シネマに包まれて-映画祭報告

presented by 河北新報

(6)『資本主義:ある愛の物語』ワールド・プレミア

2009/09/12

090912Venezia09-Day6 027.jpg 黒澤シンポジウム、ジョン・ラセター率いるピクサー・チームの名誉金獅子賞授賞式と、行事が盛りだくさんだった中日6日の夜10時、トリを飾って、マイケル・ムーア期待の新作『資本主義:ある愛の物語』のワールド・プレミアが行われました。

 前作『シッコ』で、アメリカの保健医療政策を痛烈に批判したムーアの今度の矛先は資本主義。ムーアは大銀行家が権力者を傀儡化し、法律を自分達に有利に変えて、庶民の生活を苦しめている構図を、いつもの突撃レポーターの姿を借りて、笑いに包みながら暴いていきます。最後は、金融危機の際に、銀行に公的資金を注入する法案がどのようにして可決されたか、その資金=税金がどこに消えたのかのからくりに迫り、犯人を大銀行と特定して、ウォール街に"犯罪現場"を示す黄色いテープを巻いて終わります。ムーアは一部の大金持ちを利するだけの資本主義がいかに庶民を不幸にするかを訴え、アメリカ建国の理念に立ち返れと警鐘を鳴らしているのですが、いつものようにゲラゲラ笑って見ているうちに、その問題の大きさに、最後は笑いが止まり、背筋が寒くなってきてしまいました。

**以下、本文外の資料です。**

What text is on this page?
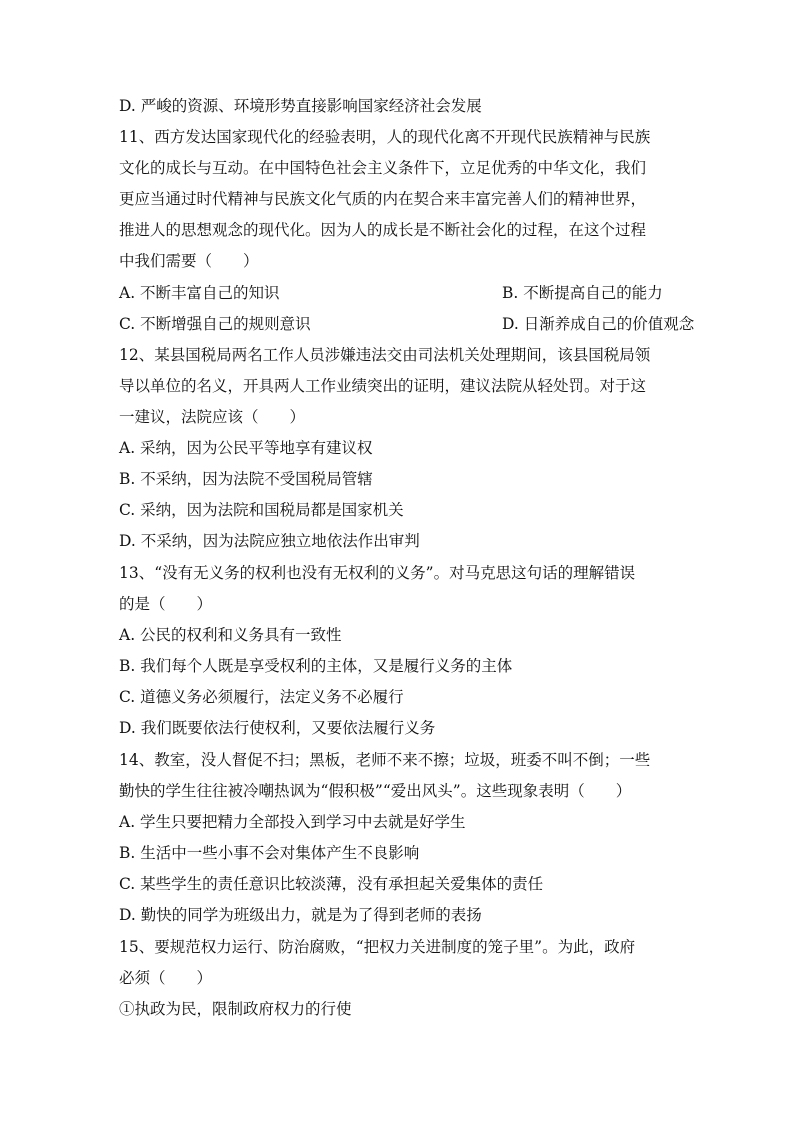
D. 严峻的资源、环境形势直接影响国家经济社会发展
11、西方发达国家现代化的经验表明，人的现代化离不开现代民族精神与民族
文化的成长与互动。在中国特色社会主义条件下，立足优秀的中华文化，我们
更应当通过时代精神与民族文化气质的内在契合来丰富完善人们的精神世界，
推进人的思想观念的现代化。因为人的成长是不断社会化的过程，在这个过程
中我们需要（　　）
A. 不断丰富自己的知识	B. 不断提高自己的能力
C. 不断增强自己的规则意识	D. 日渐养成自己的价值观念
12、某县国税局两名工作人员涉嫌违法交由司法机关处理期间，该县国税局领
导以单位的名义，开具两人工作业绩突出的证明，建议法院从轻处罚。对于这
一建议，法院应该（　　）
A. 采纳，因为公民平等地享有建议权
B. 不采纳，因为法院不受国税局管辖
C. 采纳，因为法院和国税局都是国家机关
D. 不采纳，因为法院应独立地依法作出审判
13、“没有无义务的权利也没有无权利的义务”。对马克思这句话的理解错误
的是（　　）
A. 公民的权利和义务具有一致性
B. 我们每个人既是享受权利的主体，又是履行义务的主体
C. 道德义务必须履行，法定义务不必履行
D. 我们既要依法行使权利，又要依法履行义务
14、教室，没人督促不扫；黑板，老师不来不擦；垃圾，班委不叫不倒；一些
勤快的学生往往被冷嘲热讽为“假积极”“爱出风头”。这些现象表明（　　）
A. 学生只要把精力全部投入到学习中去就是好学生
B. 生活中一些小事不会对集体产生不良影响
C. 某些学生的责任意识比较淡薄，没有承担起关爱集体的责任
D. 勤快的同学为班级出力，就是为了得到老师的表扬
15、要规范权力运行、防治腐败，“把权力关进制度的笼子里”。为此，政府
必须（　　）
①执政为民，限制政府权力的行使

 公式上映に先だって午後1時から開かれた記者会見には、直前のマット・デイモンとソダーバーグ監督が顔を揃えた『インフォーマント!』をしのぐジャーナリストが会場を埋め、マイケル・ムーアがハリウッドスターの誰よりも人気者であることを証明していました。

 今年はコンペ作品だけで25本と、とても本数の多い年ですが、アメリカ映画はサプライズ作品がウェルナー・ヘルツォークの2本目のコンペ出品『息子よ、息子よ、何をした?』だったので、なんと7本になってしまいました。これは、先のインタビューでマルコ・ミュラーが語っていたように、量も質も多様性も、アメリカ映画の創造力が群を抜いている現状を反映したものといえるでしょう。実際、ジョン・ヒルコートはオーストラリア人ですし、デヴィッド・リンチが2作品をプロデュースしたウェルナー・ヘルツォークはドイツ人、また『シングル・マン』のトム・フォードは元グッチのデザイナーというように、国籍、出自を問わず、多様で多彩な才能を取り込んでいくアメリカ映画界の懐の深さを感じるセレクションになっています。

 写真は、会見後にサインを求める人々に囲まれるムーア監督です。